Originally posted by CatchMaster80:
I think that may be the same one I read initially. One thing to note is this is in people under 30 who would normally have healthy lungs. As far as determining whether someone died from COVID or because of complications goes it doesn't matter. The virus is causing the complications like lung damage, kidney damage etc. My best friend had lung cancer and fought for 2 years. In the end he just came home one day and died on his bed even though his cancer was stable ( not gone) . Did the cancer kill him? I don't know. He may have had a heart attack or his body just gave out from fighting the illness. In either case it was the cancer that was the ultimate cause.
1) Of course it matters. In fact, it's all that matters. If 1000 people have COVID, but all die in a 9/11 type attack, you don't get to ignore the cause of death and blame COVID. Having COVID, and dying from COVID, are two separate and distinct events. One must differentiate between them.
2) That's correct, you don't know what killed him. To then end with "cancer was the ultimate cause," without providing medical evidence, is what renders such claims questionable. If your friend had shot himself due to the pain he was in, are you going to blame cancer for his death, since the pain was (assumed) to be from the cancer? Of course not. And that segues nicely into the following:
3) From NC's linked article above, "When we take X-rays of kids, even if they don't have symptoms, there are changes in the lungs," Alonso said.
"We have no idea what the long-term damage will look like." Correct, they have no idea (right now). Changes does not equal damage. Thus, any claim about future damage is speculation. And, while such speculation may be (likely is) warranted, it is, none the less, speculation. What's worse is what's written shortly thereafter: "While the number of kids who have been tested is low, the increasing number of positive tests is cause for concern, Alonso said.

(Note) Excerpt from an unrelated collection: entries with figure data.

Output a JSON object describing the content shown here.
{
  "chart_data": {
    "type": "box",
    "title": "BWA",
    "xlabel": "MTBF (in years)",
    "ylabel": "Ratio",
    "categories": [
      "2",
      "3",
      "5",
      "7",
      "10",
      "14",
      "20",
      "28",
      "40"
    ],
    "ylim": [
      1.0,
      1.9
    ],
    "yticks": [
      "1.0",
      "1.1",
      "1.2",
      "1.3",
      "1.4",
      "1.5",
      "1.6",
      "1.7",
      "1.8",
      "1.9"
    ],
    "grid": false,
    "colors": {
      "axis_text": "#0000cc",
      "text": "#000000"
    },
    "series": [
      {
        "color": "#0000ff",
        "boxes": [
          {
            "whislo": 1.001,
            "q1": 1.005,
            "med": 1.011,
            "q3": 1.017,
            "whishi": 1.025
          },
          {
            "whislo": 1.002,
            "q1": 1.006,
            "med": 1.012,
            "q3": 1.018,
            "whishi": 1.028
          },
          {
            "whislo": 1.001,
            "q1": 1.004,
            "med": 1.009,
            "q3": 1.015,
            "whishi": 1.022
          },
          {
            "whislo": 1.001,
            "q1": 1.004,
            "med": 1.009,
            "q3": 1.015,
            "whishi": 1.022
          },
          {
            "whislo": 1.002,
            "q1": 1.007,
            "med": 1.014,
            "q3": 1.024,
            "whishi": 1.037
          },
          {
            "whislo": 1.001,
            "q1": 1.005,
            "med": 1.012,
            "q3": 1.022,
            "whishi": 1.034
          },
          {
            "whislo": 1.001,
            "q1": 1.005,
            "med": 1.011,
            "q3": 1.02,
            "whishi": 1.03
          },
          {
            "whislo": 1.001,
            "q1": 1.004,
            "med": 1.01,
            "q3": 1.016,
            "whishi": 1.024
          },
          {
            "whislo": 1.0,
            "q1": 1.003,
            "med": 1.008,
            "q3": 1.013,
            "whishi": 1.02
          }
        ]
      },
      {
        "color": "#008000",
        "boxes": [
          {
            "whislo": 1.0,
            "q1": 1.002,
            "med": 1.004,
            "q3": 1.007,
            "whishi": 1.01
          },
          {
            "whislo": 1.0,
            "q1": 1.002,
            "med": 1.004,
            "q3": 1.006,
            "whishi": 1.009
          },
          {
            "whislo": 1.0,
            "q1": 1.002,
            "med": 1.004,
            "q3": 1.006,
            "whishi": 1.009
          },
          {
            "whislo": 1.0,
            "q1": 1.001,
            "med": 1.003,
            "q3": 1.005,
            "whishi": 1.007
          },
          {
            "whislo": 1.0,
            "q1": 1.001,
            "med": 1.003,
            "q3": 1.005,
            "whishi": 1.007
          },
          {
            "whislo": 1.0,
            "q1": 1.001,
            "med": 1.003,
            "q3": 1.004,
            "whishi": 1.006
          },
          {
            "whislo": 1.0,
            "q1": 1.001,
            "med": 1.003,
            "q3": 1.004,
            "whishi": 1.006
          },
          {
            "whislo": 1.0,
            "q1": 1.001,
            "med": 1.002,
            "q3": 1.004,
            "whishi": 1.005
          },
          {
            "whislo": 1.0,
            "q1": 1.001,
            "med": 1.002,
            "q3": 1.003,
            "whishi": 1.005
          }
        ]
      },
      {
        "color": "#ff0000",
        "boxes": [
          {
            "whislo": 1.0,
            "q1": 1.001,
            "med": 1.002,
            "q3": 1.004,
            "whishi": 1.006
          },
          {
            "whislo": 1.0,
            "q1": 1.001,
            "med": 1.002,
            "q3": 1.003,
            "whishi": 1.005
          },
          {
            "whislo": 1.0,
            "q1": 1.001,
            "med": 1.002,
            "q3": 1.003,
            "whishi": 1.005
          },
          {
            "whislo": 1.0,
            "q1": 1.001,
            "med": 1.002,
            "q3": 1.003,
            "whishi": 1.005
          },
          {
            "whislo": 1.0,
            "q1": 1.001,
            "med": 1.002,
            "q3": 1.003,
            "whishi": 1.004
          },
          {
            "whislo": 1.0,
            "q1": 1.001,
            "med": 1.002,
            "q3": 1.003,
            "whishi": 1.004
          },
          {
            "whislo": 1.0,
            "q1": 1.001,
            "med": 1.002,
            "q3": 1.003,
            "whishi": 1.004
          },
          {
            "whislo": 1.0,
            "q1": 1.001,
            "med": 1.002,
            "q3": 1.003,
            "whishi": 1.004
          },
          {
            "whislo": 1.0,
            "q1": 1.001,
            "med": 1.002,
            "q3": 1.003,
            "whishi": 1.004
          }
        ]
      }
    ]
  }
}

"That's a significant number of children who will have consequences down the pike," she said. Alonso just said, and I provided the quote, "We have no idea what the long-term damage will look like." So, to then say they will have consequences (convention holds such a statement to be negative) is problematic. And that's why I take issue with how things are being reported. Within a one inch segment Alonso said X and ~X
I think COVID will present long term problems for people, much in the way other corona viruses have. Further, I am all for putting things on hold, but do so based on good science / actual evidence, not speculation. There may be a study out there showing actual long term damage (as best it can given the short timeline), and if that's the case, use that as your evidence. Right now though, based on the above, we have lofty claims without evidence. I think there are a ton of reasons to scale things back, but "potential" long term damage isn't one of them
If you open that door, how many other "potential" things do we let run our lives?